Order of accuracy of a numerical method From this article, if some numerical method is second order accurate then we will obtain four times smaller error $E$ given that the step size $h$ is halved. Let say we have a numerical method for some partial differential equation. This method is second order accurate in space and time, $O(\Delta x^2+\Delta t^2)$. From the previous article I conclude: the error $E$ will be four times smaller if we halve both $\Delta x$ and $\Delta t$. Is my conclusion correct? Another question, what happens to the error $E$ if we only reduce one of the step sizes, e.g. half $\Delta x$ with same $\Delta t$ or half $\Delta t$ with same $\Delta x$?
 A: When we write that a numerical method has an error of size $\mathcal{O}(\Delta x^2) + \mathcal{O}(\Delta t^2)$ we mean that there are constants $C_x$ and $C_t$, independent of $\Delta x$ and $\Delta t$, such that asymptotically the error
$$
E(\Delta x, \Delta t) \leq C_x \Delta x^2 + C_t \Delta t^2,
$$
i.e. for $\Delta x$ and $\Delta t$ sufficiently small. This is because the error generally is a polynomial in $\Delta x$ and $\Delta t$ whose leading terms are proportional to $\Delta x^2$ and $\Delta t^2$. As such, yes it is true that halving $\Delta x$ and $\Delta t$ should reduce the error by a factor 4, assuming that $\Delta x$ and $\Delta t$ are so small that asymptotic behaviour sets in.
For your second question, what happens if either $\Delta x$ or $\Delta t$ is halved but not the other, it really depends on a few things:


*

*Sometimes $\Delta x$ and $\Delta t$ cannot be varied independently without numerical instability setting in. If this is the case, the error will increase beyond bound.
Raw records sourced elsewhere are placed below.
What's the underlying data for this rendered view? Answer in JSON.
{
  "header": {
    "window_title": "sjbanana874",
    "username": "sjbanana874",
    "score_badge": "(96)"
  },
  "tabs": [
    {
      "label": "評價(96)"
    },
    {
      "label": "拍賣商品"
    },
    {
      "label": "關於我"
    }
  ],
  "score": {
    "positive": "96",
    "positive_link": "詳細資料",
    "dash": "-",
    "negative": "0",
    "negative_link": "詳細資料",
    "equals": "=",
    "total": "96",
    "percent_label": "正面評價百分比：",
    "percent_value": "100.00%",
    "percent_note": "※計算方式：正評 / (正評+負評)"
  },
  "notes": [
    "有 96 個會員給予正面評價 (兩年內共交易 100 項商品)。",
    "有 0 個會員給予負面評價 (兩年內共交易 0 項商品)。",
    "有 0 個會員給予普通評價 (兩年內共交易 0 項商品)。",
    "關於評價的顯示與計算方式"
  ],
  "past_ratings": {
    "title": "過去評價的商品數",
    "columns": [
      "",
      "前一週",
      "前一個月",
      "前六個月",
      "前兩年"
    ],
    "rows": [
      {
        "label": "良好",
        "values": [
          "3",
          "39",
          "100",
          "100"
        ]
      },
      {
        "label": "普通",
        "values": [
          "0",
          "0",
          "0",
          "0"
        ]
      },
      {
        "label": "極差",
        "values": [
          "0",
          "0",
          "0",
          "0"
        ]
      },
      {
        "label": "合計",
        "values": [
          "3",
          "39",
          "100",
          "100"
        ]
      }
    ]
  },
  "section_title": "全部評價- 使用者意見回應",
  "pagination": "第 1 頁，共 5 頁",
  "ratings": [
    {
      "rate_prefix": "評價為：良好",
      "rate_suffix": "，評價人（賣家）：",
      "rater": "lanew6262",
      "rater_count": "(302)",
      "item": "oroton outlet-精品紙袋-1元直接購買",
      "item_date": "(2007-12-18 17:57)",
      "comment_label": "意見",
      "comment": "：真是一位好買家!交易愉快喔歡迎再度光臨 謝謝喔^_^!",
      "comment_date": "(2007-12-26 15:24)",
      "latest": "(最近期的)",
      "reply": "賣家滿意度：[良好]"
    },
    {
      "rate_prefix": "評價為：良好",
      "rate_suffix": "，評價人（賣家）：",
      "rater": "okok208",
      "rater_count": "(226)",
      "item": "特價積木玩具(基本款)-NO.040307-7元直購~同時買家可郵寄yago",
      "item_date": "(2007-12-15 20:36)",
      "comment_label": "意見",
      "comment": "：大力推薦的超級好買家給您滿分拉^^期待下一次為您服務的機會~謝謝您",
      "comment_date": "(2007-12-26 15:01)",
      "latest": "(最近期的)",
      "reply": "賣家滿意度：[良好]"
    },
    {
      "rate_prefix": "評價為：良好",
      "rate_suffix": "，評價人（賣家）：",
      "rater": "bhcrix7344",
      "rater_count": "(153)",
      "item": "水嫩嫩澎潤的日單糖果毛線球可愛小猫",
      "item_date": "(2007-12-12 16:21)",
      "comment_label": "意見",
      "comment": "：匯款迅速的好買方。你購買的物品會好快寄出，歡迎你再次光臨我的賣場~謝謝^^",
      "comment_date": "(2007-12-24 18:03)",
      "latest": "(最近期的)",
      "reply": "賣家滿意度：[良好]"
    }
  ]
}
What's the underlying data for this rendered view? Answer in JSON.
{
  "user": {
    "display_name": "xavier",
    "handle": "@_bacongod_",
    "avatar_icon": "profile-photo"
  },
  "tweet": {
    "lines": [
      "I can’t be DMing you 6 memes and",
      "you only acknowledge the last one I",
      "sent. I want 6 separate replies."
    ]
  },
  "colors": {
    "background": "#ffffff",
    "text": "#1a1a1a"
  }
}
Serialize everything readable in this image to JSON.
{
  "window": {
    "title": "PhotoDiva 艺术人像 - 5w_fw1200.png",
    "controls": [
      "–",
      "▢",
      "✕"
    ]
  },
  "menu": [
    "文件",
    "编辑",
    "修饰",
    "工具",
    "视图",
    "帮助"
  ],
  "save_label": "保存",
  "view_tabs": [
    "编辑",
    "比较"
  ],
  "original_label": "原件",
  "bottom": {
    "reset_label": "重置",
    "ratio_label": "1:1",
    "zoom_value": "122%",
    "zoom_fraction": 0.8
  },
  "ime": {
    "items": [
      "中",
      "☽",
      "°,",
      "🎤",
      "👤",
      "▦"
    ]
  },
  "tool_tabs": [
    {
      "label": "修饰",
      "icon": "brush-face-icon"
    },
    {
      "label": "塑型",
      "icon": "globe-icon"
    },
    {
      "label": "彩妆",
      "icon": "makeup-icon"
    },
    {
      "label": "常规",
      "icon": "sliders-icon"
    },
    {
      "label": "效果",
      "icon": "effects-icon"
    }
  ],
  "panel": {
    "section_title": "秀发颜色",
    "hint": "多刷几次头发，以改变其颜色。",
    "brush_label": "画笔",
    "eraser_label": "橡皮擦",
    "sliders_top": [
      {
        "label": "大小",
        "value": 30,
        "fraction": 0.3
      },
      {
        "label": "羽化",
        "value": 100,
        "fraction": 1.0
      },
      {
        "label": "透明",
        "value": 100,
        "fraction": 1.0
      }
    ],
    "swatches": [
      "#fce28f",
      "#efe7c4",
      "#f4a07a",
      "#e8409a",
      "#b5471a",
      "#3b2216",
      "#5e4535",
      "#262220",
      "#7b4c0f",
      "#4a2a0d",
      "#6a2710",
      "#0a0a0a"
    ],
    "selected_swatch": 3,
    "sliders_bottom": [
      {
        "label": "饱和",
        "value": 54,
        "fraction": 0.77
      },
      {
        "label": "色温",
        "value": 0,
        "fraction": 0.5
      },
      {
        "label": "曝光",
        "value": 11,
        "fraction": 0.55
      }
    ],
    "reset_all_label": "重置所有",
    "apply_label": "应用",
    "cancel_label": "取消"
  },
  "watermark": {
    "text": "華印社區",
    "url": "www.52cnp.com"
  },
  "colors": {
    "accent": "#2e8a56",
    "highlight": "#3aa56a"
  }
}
*If $C_x \Delta x^2 \sim C_t \Delta t^2$ then halving the temporal term will not significantly affect the error since the error will then become dominated by the spatial term, which we haven't changed.

*On the other hand, if say $C_x \Delta x^2 \ll C_t \Delta t^2$ and we are halving the temporal term, we might well see a significant reduction of the error. If $C_x \Delta x^2 \ll C_t \Delta (t/2)^2$ and we are in the asymptotic regime, this reduction should be by a factor 4. If not, it may be somewhat less.